Foi uma aventura científica de nove anos repleta de dificuldades que me proporcionou
conhecimentos valiosos sobre a conduta responsável e as boas práticas em pesquisa
clínica e translacional. Também comecei a conduzir estudos em uma área, na época
promissora, de pesquisa com células-tronco mesenquimais. Em 2008, com um beco
sem saída no horizonte, pois o ambicioso programa de transplante de ilhotas ia ser
interrompido e sabendo que meu contrato temporário como professora visitante não
poderia ser renovado de acordo com as regras vigentes, recebi um convite para me
mudar para outra instituição, desta vez, um hospital privado.
A pesquisa biomédica e clínica no Brasil é quase exclusivamente realizada em
universidades públicas. A falta de financiamento, infraestrutura precária e escassez de
oportunidades de emprego levam ao conhecido fenômeno da fuga de cérebros. Como
observado por Pillai et al., "para romper esse ciclo retroalimentado, a infraestrutura de
pesquisa científica em países de baixa e média renda precisam desenvolver-se para
além do ponto crítico no qual os cientistas tenham maiores incentivos profissionais para
permanecer em seus países de origem" ( https://doi.org/10.1186/s12909-018-1331-y ).
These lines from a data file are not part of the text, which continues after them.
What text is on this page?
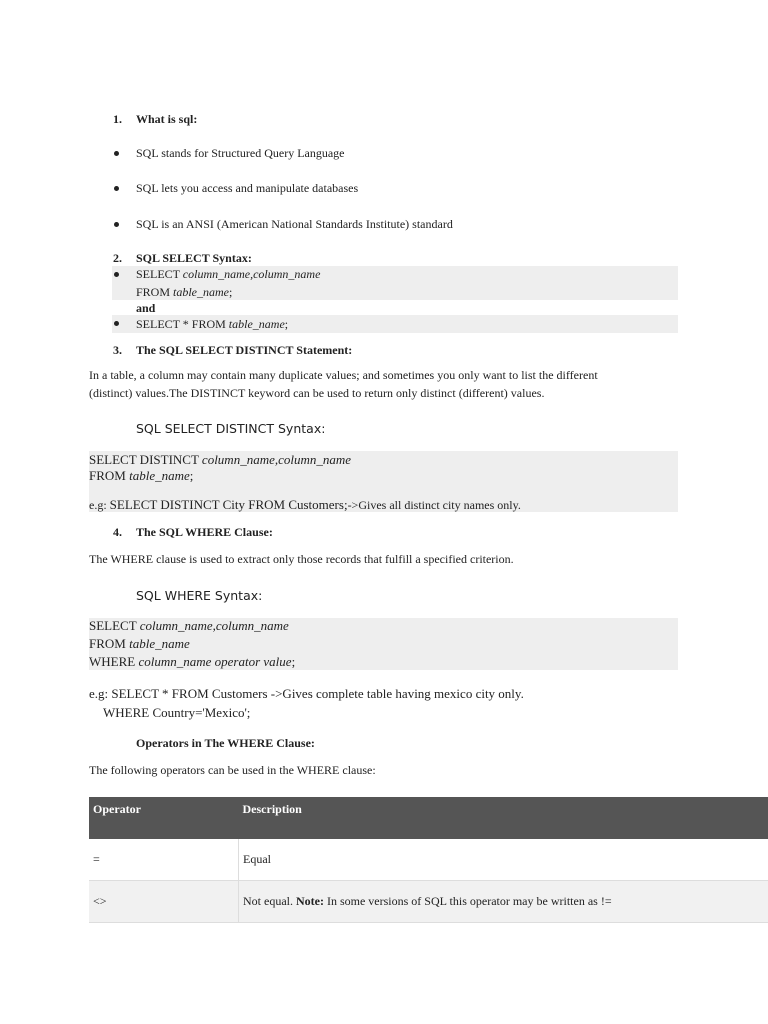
1. What is sql:
SQL stands for Structured Query Language
SQL lets you access and manipulate databases
SQL is an ANSI (American National Standards Institute) standard
2. SQL SELECT Syntax:
SELECT column_name,column_name
FROM table_name;
and
SELECT * FROM table_name;
3. The SQL SELECT DISTINCT Statement:
In a table, a column may contain many duplicate values; and sometimes you only want to list the different
(distinct) values.The DISTINCT keyword can be used to return only distinct (different) values.
SQL SELECT DISTINCT Syntax:
SELECT DISTINCT column_name,column_name
FROM table_name;
e.g: SELECT DISTINCT City FROM Customers;->Gives all distinct city names only.
4. The SQL WHERE Clause:
The WHERE clause is used to extract only those records that fulfill a specified criterion.
SQL WHERE Syntax:
SELECT column_name,column_name
FROM table_name
WHERE column_name operator value;
e.g: SELECT * FROM Customers ->Gives complete table having mexico city only.
WHERE Country='Mexico';
Operators in The WHERE Clause:
The following operators can be used in the WHERE clause:
Operator	Description
=	Equal
<>	Not equal. Note: In some versions of SQL this operator may be written as !=
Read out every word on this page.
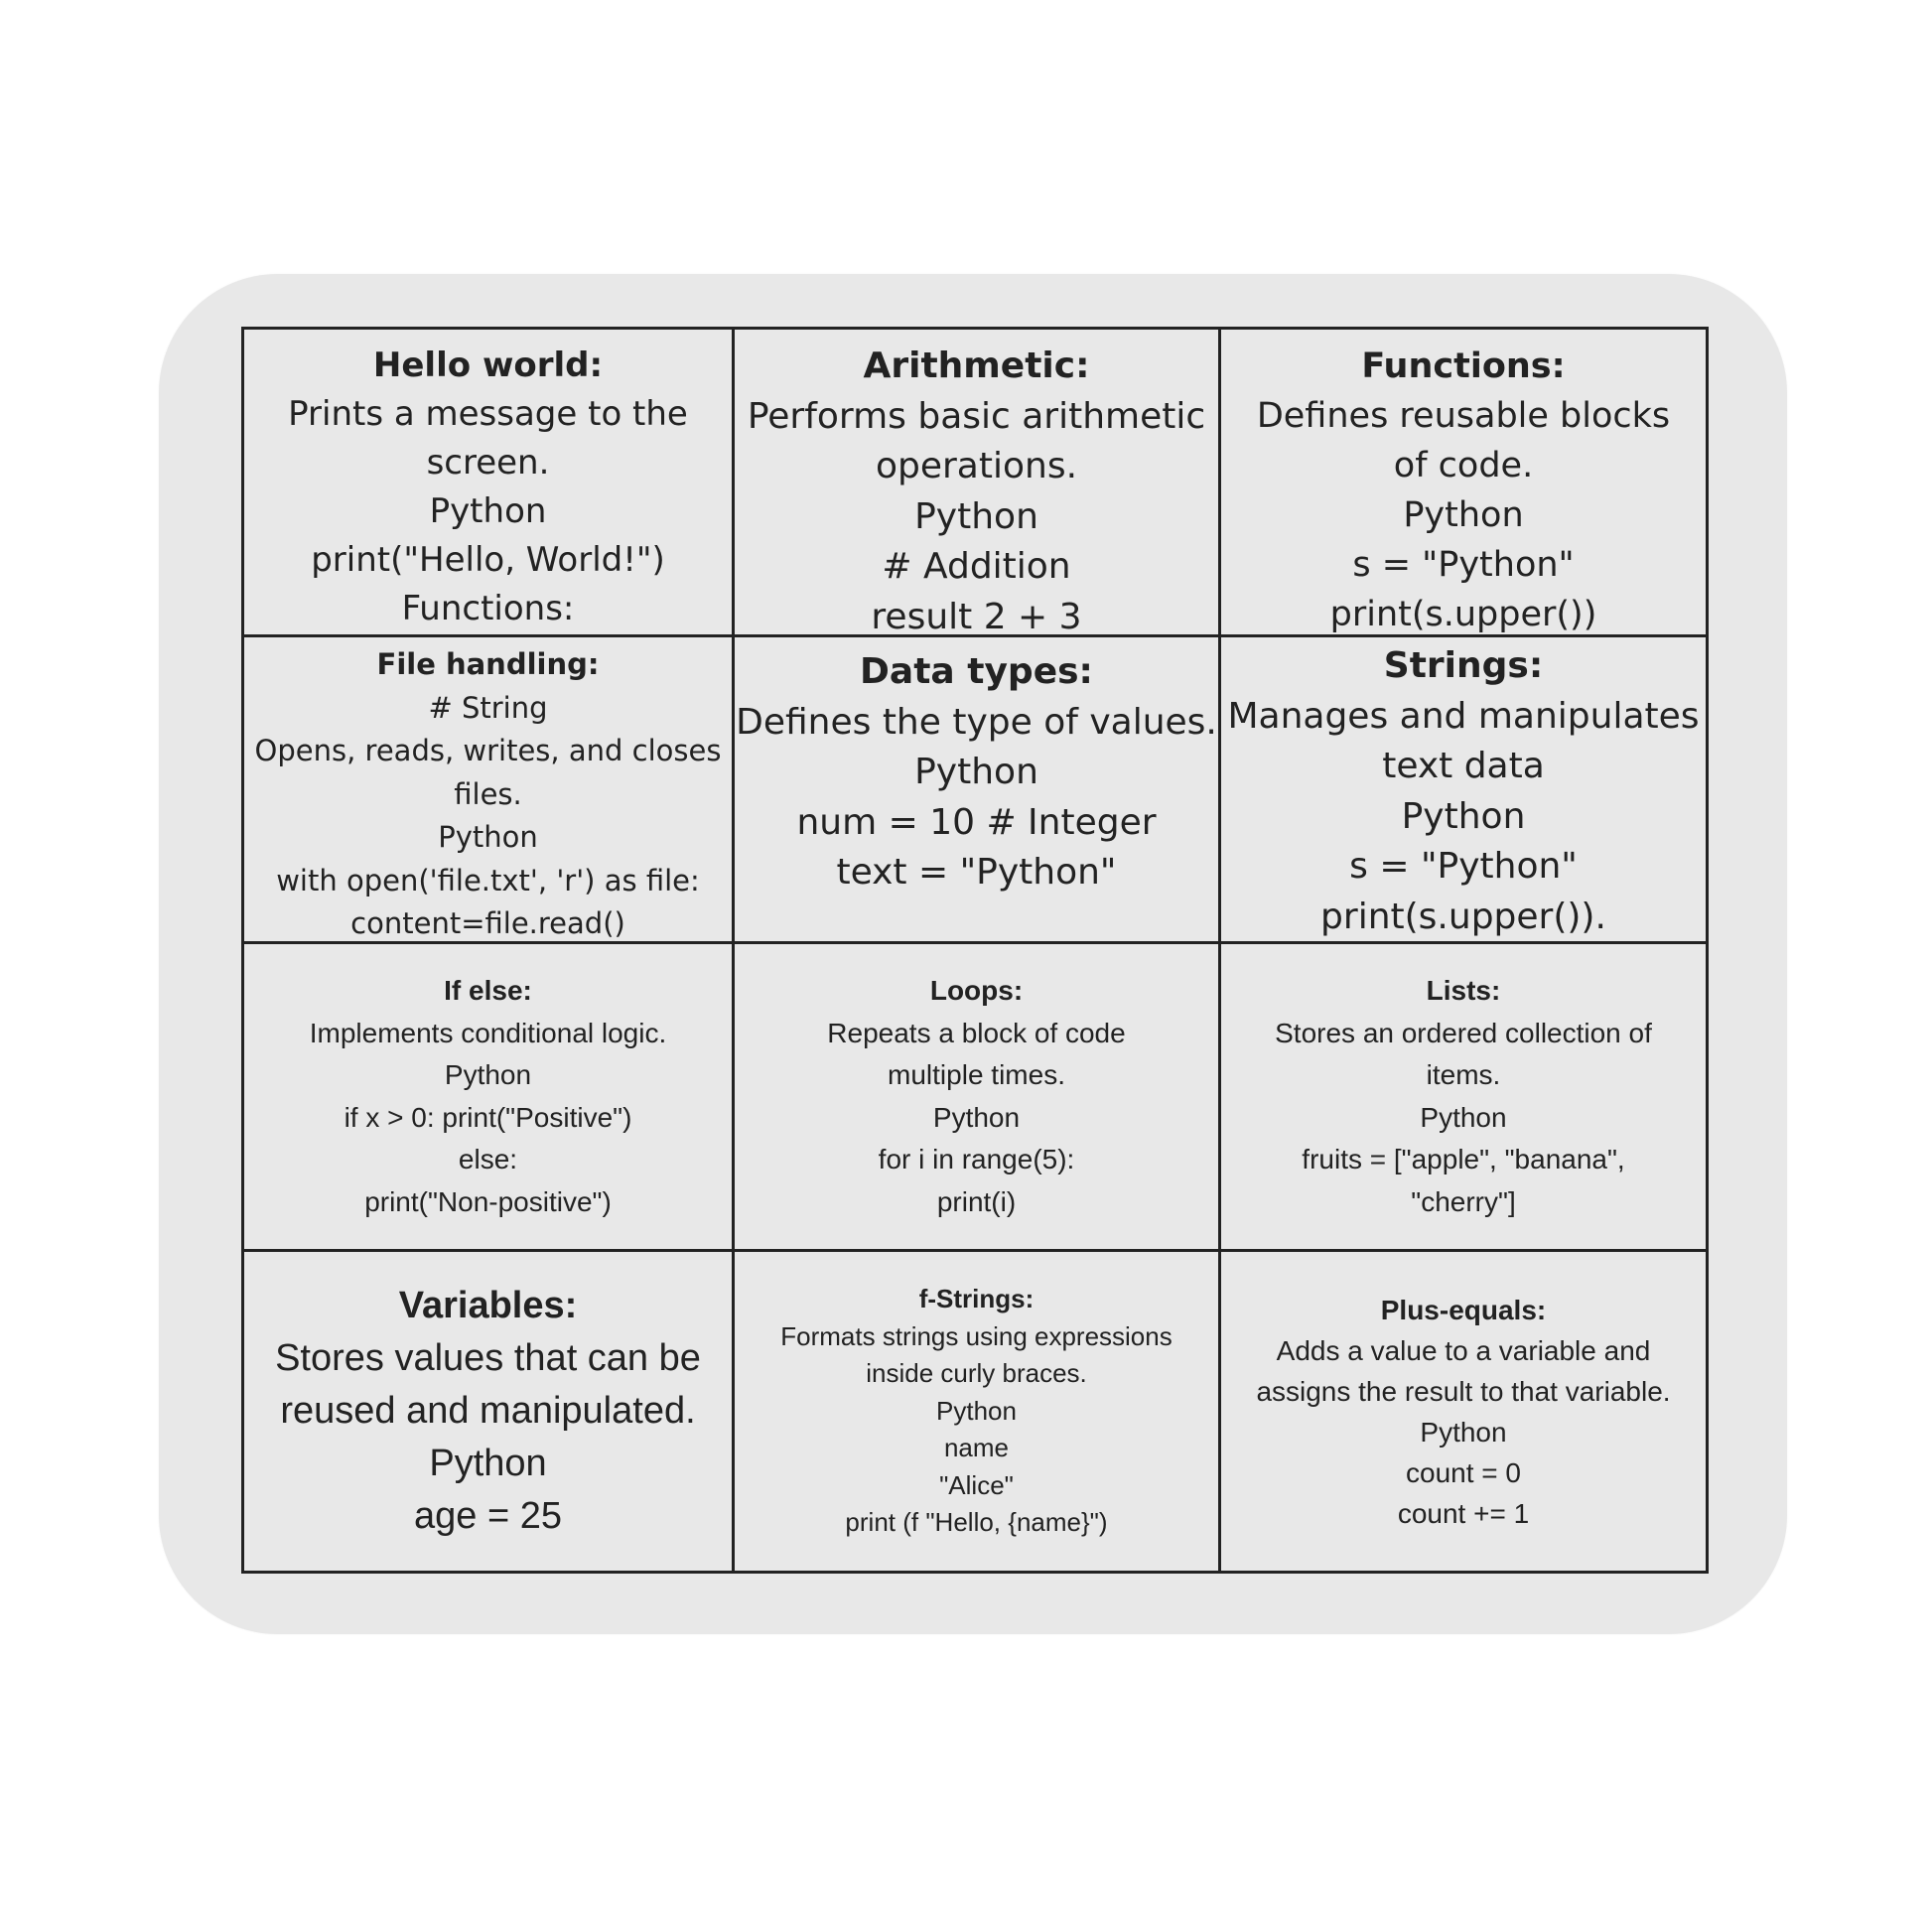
Hello world:
Prints a message to the
screen.
Python
print("Hello, World!")
Functions:
Arithmetic:
Performs basic arithmetic
operations.
Python
# Addition
result 2 + 3
Functions:
Defines reusable blocks
of code.
Python
s = "Python"
print(s.upper())
File handling:
# String
Opens, reads, writes, and closes
files.
Python
with open('file.txt', 'r') as file:
content=file.read()
Data types:
Defines the type of values.
Python
num = 10 # Integer
text = "Python"
Strings:
Manages and manipulates
text data
Python
s = "Python"
print(s.upper()).
If else:
Implements conditional logic.
Python
if x > 0: print("Positive")
else:
print("Non-positive")
Loops:
Repeats a block of code
multiple times.
Python
for i in range(5):
print(i)
Lists:
Stores an ordered collection of
items.
Python
fruits = ["apple", "banana",
"cherry"]
Variables:
Stores values that can be
reused and manipulated.
Python
age = 25
f-Strings:
Formats strings using expressions
inside curly braces.
Python
name
"Alice"
print (f "Hello, {name}")
Plus-equals:
Adds a value to a variable and
assigns the result to that variable.
Python
count = 0
count += 1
Esses são alguns dos fatos que levaram o Prof. Luiz Vicente Rizzo a desenvolver um
ambicioso plano de 10 anos que previa uma maneira inovadora de criar um ambiente
produtivo de pesquisa em um hospital bem estabelecido, altamente conceituado e
internacionalmente certificado (Hospital Israelita Albert Einstein, HIAE) localizado em
São Paulo. Este hospital, juntamente com a Medicina Diagnóstica, Responsabilidade
Social e Ensino e Pesquisa, constituem a Sociedade Beneficente Israelita Brasileira
Albert Einstein (SBIBAE), uma organização sem fins lucrativos com a missão de
oferecer excelência em cuidados de saúde e serviços sociais e, também, fomentar o
conhecimento em nome da comunidade judaica vivendo no Brasil, parte dela tendo
chegado durante ou logo após a Segunda Guerra Mundial
Primeiro, uma linha do tempo para ajudar a entender onde eu entro. O HIAE iniciou
suas atividades em 1976, mas o Centro de Pesquisa Experimental (CPE) foi
efetivamente criado no ano de 2002, e a atual estrutura do laboratório foi inaugurada
somente em 2005. De 2005 a 2008, com a ajuda de doações institucionais, o
laboratório começou a desenvolver projetos de pesquisa que abrangiam desde a
descoberta de genes e identificação de biomarcadores em diferentes doenças até
estudos funcionais com nanopartículas e exossomos. Em 2008, com a chegada de um
novo diretor (Prof. Rizzo), a questão passou a ser como estabelecer um ambiente
produtivo de pesquisa com fundos limitados, equipe reduzida e no curto prazo. Eu me
juntei às fileiras em janeiro de 2009.
Quando cheguei, responsável pela pesquisa experimental, o CPE consistia de um
laboratório multiusuário de 470 m2 conectado a escritórios de trabalho e estudo para a
equipe técnica, pesquisadores e estudantes, totalizando uma área de
aproximadamente 650 m2. O centro pertence ao Instituto Israelita de Ensino e
Pesquisa Albert Einstein (IIEP), inaugurado em 1998, e trabalha até hoje lado a lado
com os outros departamentos dedicados ao ensino e ao desenvolvimento científico: o
Centro de Pesquisa Clínica, que também atua como gestor da pesquisa clínica para
toda a SBIBAE, o Instituto do Cérebro voltado para neurociências e neuroimagem, o
Centro de Experimentação e Treinamento em Cirurgia (CETEC), bibliotecas, escritório
de pós-graduação e escritórios de trabalho, além do Escritório de Apoio ao
Pesquisador que atua para toda a SBIBAE.
Assim, deixei minha longa carreira na Universidade de São Paulo, pública, para me unir
a outros em uma tentativa de abrir um caminho inovador para alcançar a excelência em
pesquisa. Os capítulos seguintes descrevem decisões tomadas, tarefas grandes e
pequenas realizadas, destaques dos progressos alcançados e obstáculos imprevistos
encontrados na busca de estabelecer um ambiente de pesquisa biomédica em
expansão e frutífero, em um curto período, com espaço limitado e financiamento
escasso. Como poderão ver ao longo desse relato, na maioria dos casos o processo
envolveu outras áreas participando para desenvolver a pesquisa na instituição, e o
sucesso é, sem dúvida, devido aos esforços conjuntos de todas as áreas envolvidas
em pesquisa, uma dica valiosa a ser adotada por qualquer pessoa em posições de
liderança. Assim, é preciso destacar que a parceria com outras áreas em uma
instituição ajuda a impulsionar o sucesso e tem impacto direto na manutenção das
metas de excelência em pesquisa almejadas.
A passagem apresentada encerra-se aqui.